Washington’s problem today, just as in 1954, is the mismatch between U.S. capabilities and the measures that would be required to obtain the outcome it prefers. A guided missile destroyer and a few fighter-bombers are not going to stop the Russian army. The whole Sixth Fleet also lacks the necessary capacity. Boots on the ground would be required. Most American boots are in Afghanistan or in the process of returning to the United States and being reconstituted. The only nearby available U.S. ground force is the reinforced battalion combat group that is the 22nd Marine Expeditionary Unit in the Mediterranean, which recently participated in maneuvers in Greece.
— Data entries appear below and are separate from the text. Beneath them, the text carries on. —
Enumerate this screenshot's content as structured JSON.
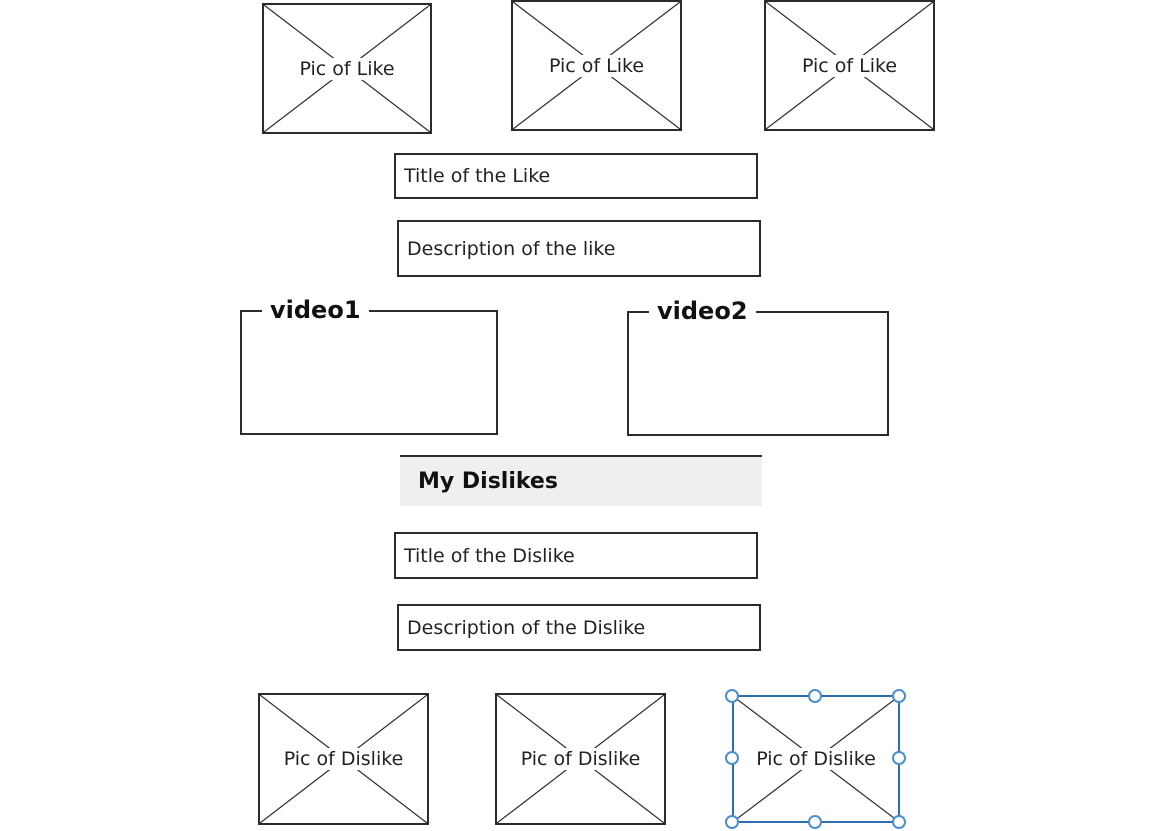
{
  "likes": {
    "pics": [
      {
        "label": "Pic of Like"
      },
      {
        "label": "Pic of Like"
      },
      {
        "label": "Pic of Like"
      }
    ],
    "title_field": "Title of the Like",
    "description_field": "Description of the like"
  },
  "videos": [
    {
      "label": "video1"
    },
    {
      "label": "video2"
    }
  ],
  "dislikes": {
    "header": "My Dislikes",
    "title_field": "Title of the Dislike",
    "description_field": "Description of the Dislike",
    "pics": [
      {
        "label": "Pic of Dislike"
      },
      {
        "label": "Pic of Dislike"
      },
      {
        "label": "Pic of Dislike",
        "selected": true
      }
    ]
  },
  "colors": {
    "border": "#2b2b2b",
    "section_header_bg": "#efefef",
    "selection": "#2a6db0"
  }
}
If anything, in 1954 Dwight Eisenhower possessed greater capacity to act in the local situation–but there it did not work either. In the current situation, if the signals are too many or too forceful there is a danger of inadvertent escalation. Mr. Obama will need considerable diplomatic dexterity to get out of this situation without harming relations with either the Ukraine or Russia (the latter being already bad enough).

Meanwhile Kiev is sending its own signal–instructing Ukrainian military forces to evacuate from the Crimea. Mr. Putin may have succeeded in his annexation. Let us hope that this crisis does not sharpen any further. But some attention to historical precedents like Dien Bien Phu might help officials to clarify their thinking.